Respondent counters that she insisted to Appellant that they were getting a divorce even though they had an amicable relationship. She notes that Appellant paid her for the laundry and the meal preparation; she also signed the lease during the separation under protest and because Appellant said he could not enter a lease as a married person if she did not sign it. There are no custody, visitation, or maintenance issues.

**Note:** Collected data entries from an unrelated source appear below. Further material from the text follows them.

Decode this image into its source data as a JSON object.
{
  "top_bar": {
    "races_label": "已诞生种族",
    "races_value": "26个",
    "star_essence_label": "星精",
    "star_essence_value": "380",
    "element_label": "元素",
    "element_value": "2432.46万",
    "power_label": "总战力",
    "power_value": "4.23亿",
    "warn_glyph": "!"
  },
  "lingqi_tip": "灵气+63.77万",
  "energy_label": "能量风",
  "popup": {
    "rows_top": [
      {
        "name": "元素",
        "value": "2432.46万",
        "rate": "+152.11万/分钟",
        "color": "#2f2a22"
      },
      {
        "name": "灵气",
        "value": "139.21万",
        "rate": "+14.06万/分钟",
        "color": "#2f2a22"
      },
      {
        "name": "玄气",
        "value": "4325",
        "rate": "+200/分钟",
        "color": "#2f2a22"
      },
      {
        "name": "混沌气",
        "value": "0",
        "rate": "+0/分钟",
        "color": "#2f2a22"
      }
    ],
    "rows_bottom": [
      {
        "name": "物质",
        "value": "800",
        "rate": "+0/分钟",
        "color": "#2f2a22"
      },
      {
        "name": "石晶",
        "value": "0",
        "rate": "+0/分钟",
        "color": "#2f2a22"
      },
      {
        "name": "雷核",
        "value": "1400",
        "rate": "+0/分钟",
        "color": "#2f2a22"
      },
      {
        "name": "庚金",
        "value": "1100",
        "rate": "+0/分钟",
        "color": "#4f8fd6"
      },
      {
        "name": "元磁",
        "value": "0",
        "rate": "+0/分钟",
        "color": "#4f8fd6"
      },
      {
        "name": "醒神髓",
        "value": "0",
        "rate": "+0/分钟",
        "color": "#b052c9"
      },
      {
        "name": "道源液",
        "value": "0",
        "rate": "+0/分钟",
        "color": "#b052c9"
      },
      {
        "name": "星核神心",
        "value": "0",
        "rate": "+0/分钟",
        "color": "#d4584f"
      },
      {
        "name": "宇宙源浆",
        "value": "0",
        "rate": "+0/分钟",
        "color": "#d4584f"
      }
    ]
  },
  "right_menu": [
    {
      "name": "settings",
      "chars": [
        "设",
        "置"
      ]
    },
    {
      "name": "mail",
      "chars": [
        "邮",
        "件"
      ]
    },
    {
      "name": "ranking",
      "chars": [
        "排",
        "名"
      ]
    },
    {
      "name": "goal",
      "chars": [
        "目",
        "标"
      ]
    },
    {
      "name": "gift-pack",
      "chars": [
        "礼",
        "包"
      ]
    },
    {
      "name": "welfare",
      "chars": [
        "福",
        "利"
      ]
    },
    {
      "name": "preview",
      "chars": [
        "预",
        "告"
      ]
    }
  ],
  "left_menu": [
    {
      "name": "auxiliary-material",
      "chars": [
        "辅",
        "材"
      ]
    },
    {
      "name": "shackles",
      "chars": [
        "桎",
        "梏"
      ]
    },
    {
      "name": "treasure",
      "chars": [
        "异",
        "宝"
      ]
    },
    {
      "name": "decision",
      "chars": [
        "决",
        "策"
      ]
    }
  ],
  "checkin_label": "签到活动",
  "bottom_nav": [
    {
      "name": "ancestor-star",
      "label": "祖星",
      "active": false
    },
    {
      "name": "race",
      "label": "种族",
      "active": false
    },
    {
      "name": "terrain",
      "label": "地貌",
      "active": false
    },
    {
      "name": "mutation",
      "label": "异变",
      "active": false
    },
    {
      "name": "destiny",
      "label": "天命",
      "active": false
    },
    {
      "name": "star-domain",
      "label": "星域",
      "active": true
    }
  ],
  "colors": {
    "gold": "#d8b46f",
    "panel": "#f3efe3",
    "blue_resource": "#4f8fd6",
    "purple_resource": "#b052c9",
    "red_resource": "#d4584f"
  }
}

Although this is a close call, we defer to the discretion of the trial court. Appellant was served with a summons which advised him that a default could be taken after thirty days if he did not respond. He chose not to respond. Respondent was under no obligation to inform Appellant of the date of the dissolution hearing. We accept the trial court's finding that the parties did not have a personal and confidential relationship at this point in their marriage. Wife had moved out, she clearly stated that they were getting a divorce, and did not back down from that position. The judgment is affirmed.
1. All rule references are to Missouri Court Rules (2012), unless otherwise specified.
NANCY STEFFEN RAHMEYER, J.
GARY W. LYNCH, P.J., and WILLIAM W. FRANCIS, JR., J., concur.